O “mito do artista louco” tornou-se a obsessão da quadrinista norte-americana Ellen Forney, hoje com 46 anos, quando foi diagnosticada com transtorno bipolar, antes de completar 30. Com passe para frequentar o “Clube do Van Gogh”, a cartunista, que tem formação acadêmica em Psicologia, narra seu processo de busca por uma vida estável simultaneamente ao medo do embotamento com os medicamentos e põe à prova a relação entre criatividade e transtornos na HQ autobiográfica “Parafusos: mania, depressão, Michelangelo e eu”, lançada recentemente no Brasil pela WMF Martins.

Para analisar seus próprios processos diante de seus autos e baixos, Ellen pesquisa biografias de artistas e escritores como Van Gogh, Edvard Munch, Michelangelo, Sylvia Plath, Georgia O’Keeffe, entre outros. Uma de suas conclusões lhe parecia certa, em uma passagem do livro: “Às vezes parece que a dor é uma fonte de inspiração muito óbvia. De qualquer modo, a dor nem sempre é profunda. Às vezes é horrível e só. E tediosa”, reflete. “Sem dúvida, há coisas que podem ser tão profundas quanto a dor.”
Em uma narrativa que guia a uma trajetória de mais de cinco anos até achar, com sua psiquiatra, o tratamento holístico ideal — o coquetel de remédios e estilo de vida que lhe dão estabilidade -, Ellen concilia honestidade bruta com doses generosas de bom humor. Os recursos gráficos são essenciais à autora para canalizar no papel seus picos e quedas de humor, cujo tratamento inicial lhe é tão difícil quanto a própria doença.
Os quadrinhos, cartunescos ou realistas em reproduções fotográficas, também têm recortes de diários da autora, de seu sketchbook (caderno de rascunhos) e de uma matéria de jornal que produziu. “Uma das coisas que eu amo nessa linguagem é como o visual pode expressar o humor de uma maneira visceral. Para mania, eu usei um estilo débil e enérgico; para a depressão, mais rígido, angustiado e contraído”, diz a autora em entrevista à Folha de Pernambuco. “A maioria desses estilos são intuitivos, mas muitos são bem deliberados. Por exemplo, as fotografias dos sketchbooks: queria que funcionassem como peças de um arquivo e que leitores se lembrassem que atravessam uma história real.”

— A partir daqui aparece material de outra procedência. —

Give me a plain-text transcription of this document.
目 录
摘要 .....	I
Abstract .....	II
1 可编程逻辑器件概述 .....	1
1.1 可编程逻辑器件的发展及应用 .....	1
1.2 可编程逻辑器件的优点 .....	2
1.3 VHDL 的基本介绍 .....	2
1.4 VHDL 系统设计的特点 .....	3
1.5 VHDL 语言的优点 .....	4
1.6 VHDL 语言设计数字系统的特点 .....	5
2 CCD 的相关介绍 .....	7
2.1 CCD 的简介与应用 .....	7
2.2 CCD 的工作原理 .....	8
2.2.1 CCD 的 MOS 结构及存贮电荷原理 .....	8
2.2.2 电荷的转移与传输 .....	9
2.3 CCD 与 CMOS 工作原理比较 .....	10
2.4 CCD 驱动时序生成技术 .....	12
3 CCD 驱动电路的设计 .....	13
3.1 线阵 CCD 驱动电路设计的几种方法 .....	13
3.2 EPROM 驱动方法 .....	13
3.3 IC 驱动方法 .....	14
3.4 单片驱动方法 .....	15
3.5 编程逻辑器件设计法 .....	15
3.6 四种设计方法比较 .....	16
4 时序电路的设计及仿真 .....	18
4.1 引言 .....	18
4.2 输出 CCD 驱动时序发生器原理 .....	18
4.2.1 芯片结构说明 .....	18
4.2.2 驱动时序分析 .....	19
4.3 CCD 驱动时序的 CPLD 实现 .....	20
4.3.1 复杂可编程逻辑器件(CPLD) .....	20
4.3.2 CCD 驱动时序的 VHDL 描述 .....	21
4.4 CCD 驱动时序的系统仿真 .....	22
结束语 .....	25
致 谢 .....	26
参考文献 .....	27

Também inspirada por duas autobiografias, “Uma mente inquieta”, de Kay Jamison, e “Visível escuridão”, de William Styron, Ellen afirma que a ideia do livro veio da ocasião em que ela se ofereceu como estudo de caso e, com isso, deu ferramentas para quem vive situações similares. “Eu não planejei realmente ‘Parafusos’ como uma terapia, mas definitivamente se tornou isso. Talvez a maior das catarses tenha sido depois que o livro foi lançado. Eu sempre costumava ser relativamente discreta em relação à doença, e ‘Parafusos’ foi uma grande saída de armário, me fortaleceu”.
Trabalhos
Lançado originalmente no ano passado, pela Fantagraphic Books, o livro também passa pelos processos de criação de outros quadrinhos seus, como “Lust” (2008). O início de “Parafusos” reproduz as fotografias que lhe serviram para composição de “Lust”, com quadrinhos sobre afirmação sexual, como a militância bissexual e queer.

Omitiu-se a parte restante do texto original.